Top.Mail.Ru
Служебный канкан | СМИ о Московском драматическом театре

Неизвестная у нас пьеса "Бесхребетность" малоизвестной современной писательницы Ингрид Лаузунд неожиданно легла в основу одного из лучших спектаклей сезона. Его поставил в Театре Пушкина Роман Козак в тандеме с хореографом (и собственной женой) Аллой Сигаловой. В их версии опус немецкого драматурга называется "Офис".

Пьеса Лаузунд повествует о внешне благостном, а на поверку лицемерном и жестоком мире офисных работников. О царстве "белых воротничков", которое, как несложно догадаться, есть модель всей нашей цивилизации, надежно закамуфлировавшей неприглядную человеческую сущность этикетом и политкорректностью. Пять человек в небольшом офисном террариуме изводят, подсиживают и уничтожают друг друга. Все они при этом чувствуют себя тварями, дрожащими перед лицом крупного хищника, притаившегося за начальственной дверью. Довольно точно подмеченные реалии жизни клерков соседствуют у Лаузунд с расхожим драматургическим абсурдом. Подчиненный может покинуть кабинет кровожадного босса с ножом в спине, а может и с топором в голове, но мазохистское удовольствие от встречи с начальством столь велико, что эти инородные предметы поначалу совершенно его не беспокоят.

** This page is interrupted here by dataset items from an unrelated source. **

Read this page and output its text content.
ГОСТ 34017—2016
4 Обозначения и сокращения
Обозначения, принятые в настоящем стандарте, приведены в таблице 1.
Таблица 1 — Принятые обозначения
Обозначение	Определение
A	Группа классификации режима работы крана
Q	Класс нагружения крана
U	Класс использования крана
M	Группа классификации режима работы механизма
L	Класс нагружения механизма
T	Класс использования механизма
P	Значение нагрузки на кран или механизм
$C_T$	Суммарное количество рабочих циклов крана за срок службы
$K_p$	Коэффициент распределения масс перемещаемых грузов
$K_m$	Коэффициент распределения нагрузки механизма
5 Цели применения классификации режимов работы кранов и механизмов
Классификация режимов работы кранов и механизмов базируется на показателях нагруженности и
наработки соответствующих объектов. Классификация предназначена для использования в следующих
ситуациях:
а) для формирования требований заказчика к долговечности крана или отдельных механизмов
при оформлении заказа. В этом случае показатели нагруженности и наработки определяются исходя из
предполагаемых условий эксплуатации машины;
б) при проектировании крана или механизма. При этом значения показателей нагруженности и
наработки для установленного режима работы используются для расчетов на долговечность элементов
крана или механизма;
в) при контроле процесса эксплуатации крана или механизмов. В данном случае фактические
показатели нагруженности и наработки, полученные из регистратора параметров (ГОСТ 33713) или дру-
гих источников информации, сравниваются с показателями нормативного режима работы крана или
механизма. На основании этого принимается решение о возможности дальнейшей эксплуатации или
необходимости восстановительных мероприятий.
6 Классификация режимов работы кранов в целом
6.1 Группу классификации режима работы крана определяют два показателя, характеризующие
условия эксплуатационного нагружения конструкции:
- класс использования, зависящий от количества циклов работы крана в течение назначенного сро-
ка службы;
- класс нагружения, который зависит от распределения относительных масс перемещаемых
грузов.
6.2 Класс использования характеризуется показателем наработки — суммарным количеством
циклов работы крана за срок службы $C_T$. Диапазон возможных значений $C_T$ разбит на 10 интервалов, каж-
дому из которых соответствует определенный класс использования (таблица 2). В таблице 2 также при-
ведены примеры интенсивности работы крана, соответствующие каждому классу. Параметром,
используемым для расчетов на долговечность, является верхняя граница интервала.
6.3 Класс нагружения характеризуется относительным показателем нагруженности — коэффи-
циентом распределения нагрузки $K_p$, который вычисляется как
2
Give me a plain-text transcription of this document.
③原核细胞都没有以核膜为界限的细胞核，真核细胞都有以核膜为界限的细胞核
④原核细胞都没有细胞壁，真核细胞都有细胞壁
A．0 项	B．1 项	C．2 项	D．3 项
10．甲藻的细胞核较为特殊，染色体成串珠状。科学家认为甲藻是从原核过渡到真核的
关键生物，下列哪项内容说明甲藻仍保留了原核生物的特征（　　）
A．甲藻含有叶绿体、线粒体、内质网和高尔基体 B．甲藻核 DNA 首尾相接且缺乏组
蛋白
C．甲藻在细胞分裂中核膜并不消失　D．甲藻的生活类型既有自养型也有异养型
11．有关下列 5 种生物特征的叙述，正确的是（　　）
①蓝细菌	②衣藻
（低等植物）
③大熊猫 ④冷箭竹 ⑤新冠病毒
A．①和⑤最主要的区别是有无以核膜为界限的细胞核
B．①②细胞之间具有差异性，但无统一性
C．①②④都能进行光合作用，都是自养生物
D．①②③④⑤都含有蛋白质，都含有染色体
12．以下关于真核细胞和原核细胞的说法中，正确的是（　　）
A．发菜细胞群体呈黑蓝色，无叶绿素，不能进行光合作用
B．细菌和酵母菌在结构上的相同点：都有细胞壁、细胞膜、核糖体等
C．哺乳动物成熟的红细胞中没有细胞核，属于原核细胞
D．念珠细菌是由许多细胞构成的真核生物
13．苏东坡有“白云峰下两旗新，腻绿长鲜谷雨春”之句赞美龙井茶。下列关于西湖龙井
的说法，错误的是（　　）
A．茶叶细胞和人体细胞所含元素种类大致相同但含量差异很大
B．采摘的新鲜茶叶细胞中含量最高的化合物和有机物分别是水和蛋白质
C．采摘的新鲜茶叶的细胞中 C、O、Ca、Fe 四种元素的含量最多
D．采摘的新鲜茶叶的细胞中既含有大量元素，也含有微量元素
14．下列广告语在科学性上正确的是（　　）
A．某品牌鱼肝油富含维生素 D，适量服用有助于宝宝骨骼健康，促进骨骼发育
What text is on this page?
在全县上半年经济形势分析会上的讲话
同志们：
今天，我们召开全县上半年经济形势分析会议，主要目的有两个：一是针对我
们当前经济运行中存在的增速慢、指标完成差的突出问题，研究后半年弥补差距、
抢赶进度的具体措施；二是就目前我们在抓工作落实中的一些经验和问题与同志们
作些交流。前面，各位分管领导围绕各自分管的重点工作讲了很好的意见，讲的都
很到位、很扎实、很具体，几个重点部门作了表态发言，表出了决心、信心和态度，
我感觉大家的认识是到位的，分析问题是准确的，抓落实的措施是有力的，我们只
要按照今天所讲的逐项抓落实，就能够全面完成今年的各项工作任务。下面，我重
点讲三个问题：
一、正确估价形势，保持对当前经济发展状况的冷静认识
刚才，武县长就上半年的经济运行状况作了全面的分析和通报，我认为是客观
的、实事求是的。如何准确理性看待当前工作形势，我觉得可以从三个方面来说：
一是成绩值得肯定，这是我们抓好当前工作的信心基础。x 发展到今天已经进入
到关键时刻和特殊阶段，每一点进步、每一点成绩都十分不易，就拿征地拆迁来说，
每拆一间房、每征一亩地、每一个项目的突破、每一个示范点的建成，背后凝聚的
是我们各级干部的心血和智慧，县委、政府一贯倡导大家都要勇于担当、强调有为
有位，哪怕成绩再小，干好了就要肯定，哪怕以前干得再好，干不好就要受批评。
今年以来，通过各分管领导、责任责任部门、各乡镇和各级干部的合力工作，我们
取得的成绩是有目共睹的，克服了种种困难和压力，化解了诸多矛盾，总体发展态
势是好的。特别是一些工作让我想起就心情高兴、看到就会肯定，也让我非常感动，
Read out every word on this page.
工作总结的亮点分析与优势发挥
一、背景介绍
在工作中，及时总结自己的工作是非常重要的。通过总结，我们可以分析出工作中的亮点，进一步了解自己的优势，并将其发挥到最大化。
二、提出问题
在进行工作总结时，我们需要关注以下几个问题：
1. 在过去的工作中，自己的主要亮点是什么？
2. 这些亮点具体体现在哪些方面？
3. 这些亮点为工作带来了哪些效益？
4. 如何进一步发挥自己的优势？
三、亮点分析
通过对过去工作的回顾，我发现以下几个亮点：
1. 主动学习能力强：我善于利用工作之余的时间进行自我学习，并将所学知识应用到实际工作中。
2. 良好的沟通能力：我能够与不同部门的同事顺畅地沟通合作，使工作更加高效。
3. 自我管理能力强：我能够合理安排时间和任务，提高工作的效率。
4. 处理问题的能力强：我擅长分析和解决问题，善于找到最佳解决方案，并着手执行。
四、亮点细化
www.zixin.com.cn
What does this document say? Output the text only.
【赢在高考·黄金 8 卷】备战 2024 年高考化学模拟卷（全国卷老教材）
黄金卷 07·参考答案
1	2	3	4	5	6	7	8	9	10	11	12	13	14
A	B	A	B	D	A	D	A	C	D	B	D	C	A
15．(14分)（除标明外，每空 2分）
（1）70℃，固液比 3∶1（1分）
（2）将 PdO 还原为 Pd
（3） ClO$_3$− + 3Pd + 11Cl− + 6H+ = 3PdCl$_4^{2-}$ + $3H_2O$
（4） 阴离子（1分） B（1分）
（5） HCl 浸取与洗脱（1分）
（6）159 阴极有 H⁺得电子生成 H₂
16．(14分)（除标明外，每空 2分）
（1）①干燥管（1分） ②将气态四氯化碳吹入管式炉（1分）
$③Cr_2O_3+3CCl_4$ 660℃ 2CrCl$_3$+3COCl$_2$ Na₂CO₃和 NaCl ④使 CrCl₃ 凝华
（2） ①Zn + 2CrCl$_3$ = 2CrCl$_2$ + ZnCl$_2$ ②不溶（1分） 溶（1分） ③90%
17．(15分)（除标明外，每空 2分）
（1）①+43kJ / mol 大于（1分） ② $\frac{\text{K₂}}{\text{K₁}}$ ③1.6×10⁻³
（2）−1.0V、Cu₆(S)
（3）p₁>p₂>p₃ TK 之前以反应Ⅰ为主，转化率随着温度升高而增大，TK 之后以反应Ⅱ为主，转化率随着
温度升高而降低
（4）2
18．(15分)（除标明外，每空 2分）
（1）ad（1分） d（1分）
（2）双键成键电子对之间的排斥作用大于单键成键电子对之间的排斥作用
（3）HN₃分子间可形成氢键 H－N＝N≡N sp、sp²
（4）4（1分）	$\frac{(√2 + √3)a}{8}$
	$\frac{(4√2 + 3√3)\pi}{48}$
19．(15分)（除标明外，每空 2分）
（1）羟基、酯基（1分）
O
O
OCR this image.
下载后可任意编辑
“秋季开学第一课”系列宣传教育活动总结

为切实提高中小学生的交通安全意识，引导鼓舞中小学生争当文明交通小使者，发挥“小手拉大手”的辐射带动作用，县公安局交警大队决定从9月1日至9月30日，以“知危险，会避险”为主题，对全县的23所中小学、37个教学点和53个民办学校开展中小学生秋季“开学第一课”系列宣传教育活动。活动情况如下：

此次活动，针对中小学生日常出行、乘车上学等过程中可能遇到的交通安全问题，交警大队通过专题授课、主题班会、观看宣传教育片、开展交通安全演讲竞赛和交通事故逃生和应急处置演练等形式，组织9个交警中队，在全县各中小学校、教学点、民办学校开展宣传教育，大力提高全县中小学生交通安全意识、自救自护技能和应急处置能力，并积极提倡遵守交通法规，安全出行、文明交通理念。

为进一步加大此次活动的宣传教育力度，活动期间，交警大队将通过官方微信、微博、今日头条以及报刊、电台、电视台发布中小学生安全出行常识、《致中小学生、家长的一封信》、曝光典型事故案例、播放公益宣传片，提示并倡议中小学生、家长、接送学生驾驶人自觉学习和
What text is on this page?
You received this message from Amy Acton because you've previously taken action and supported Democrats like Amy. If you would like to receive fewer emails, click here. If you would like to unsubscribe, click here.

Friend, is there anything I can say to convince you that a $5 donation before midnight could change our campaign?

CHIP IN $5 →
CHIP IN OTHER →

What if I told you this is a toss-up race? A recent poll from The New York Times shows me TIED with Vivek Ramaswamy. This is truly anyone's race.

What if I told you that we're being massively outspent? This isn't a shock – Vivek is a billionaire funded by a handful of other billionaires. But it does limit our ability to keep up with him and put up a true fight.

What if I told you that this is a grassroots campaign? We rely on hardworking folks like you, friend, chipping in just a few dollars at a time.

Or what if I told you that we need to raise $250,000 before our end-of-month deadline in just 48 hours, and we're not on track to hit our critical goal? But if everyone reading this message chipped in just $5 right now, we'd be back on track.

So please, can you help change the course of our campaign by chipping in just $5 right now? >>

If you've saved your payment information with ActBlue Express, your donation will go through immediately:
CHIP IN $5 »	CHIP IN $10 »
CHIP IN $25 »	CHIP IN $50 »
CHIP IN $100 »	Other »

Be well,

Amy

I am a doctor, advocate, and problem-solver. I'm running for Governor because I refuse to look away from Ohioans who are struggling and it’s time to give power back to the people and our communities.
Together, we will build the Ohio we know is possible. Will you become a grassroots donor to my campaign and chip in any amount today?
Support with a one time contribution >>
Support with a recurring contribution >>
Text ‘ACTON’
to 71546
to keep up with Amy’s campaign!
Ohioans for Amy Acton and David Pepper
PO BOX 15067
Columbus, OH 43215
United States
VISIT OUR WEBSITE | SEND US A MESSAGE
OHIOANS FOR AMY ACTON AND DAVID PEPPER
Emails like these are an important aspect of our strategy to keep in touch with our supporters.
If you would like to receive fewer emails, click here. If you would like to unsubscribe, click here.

Никакого развития характеров в пьесе "Бесхребетность" нет, поскольку в ней вообще нет характеров. Едва ли не на всем пространстве новой драмы они давно уже вытеснены типажами. И если бы Козак, ставя эту пьесу, начал как-то ее психологизировать, мы бы в лучшем случае получили скучный разговорный спектакль с актуальной проблематикой. Но Козак позвал на подмогу Аллу Сигалову и правильно сделал. Он верно смекнул, что тексты, населенные не конкретными людьми, а старательно выписанными абстракциями, нуждаются не в глубоком бурении, а скорее в мощном прикрытии. И в буквальном смысле прикрыл "Бесхребетность" сценической харизмой своей соратницы и жены.

Кажется, со времен Кирилла Серебренникова так называемая новая драма не получала на нашей сцене столь выразительной интерпретации. Причем прием, с помощью которого средней руки драма превращается в яркое и суггестивное театральное зрелище, и в том и в другом случае более или менее одинаков. Для Марка Равенхилла и братьев Пресняковых Серебренников изобрел в свое время новый метод - прямо противоположный придуманному Станиславским "методу физических действий". Артисты у него слова в простоте не скажут - то припрыгнут, то прилягут, то выполнят какой-то акробатический трюк. Спектакли в целом слегка напоминают от этого модерн-данс, только положенный не на музыку, а на текст.

В руках Козака и Сигаловой пьеса Лаузунд тоже превратилась в либретто, причем их "Офис", как несложно догадаться, похож на модерн-данс куда больше "акробатических" постановок Серебренникова. И это очень логичный ход. Ведь и в современной драматургии, и в современном танце главный герой - почти всегда массовка. И там и там почти всегда действуют имяреки, которые ничем особенным не примечательны, а интересны зрителю лишь в своей совокупности. Драматическая энергия рождается в "Офисе" из духа танца. Все потаенные движения мысли обретают на сцене пластический эквивалент. Если персонажи пьесы перемежают обычную офисную риторику ("я был бы рад обсудить с вами проблему за чашечкой кофе") внутренним монологом ("как же мне хочется расцарапать твою наглую рожу"), то на подмостках в этот момент происходит почти ритуальный танец, в котором вежливые клерки на мгновение превращаются в тигров, крокодилов и гиен, чтобы потом опять обрести человеческое обличье.

Занятые в спектакле пять молодых артистов (все недавние выпускники Школы-студии МХТ) - чудо как хороши. Иногда кажется, что они могли бы разыграть сюжет этой пьесы вообще без слов, так подвижны их тела и так выразительны лица. Стоит ли говорить, что хореография Сигаловой создает на сцене помимо прочего еще и очень мощное эротическое поле. Борьба за место под солнцем и на офисном кресле всегда пронизана тут сексуальной энергией. Вкупе со стильной хай-тековской декорацией Виктора Платонова, остроумно обыгранной в "Офисе" (чего стоит напольная пепельница, начинающая вдруг жить самостоятельной жизнью), этот изобретательный пластический рисунок позволяет спектаклю воспарить над пьесой, как сокол над ужом, а слаженному молодому квинтету выплыть с драматургического мелководья на простор танцевальной стихии. Туда, где бесхребетность не признак услужливости, а всего лишь синоним удивительной актерской гибкости.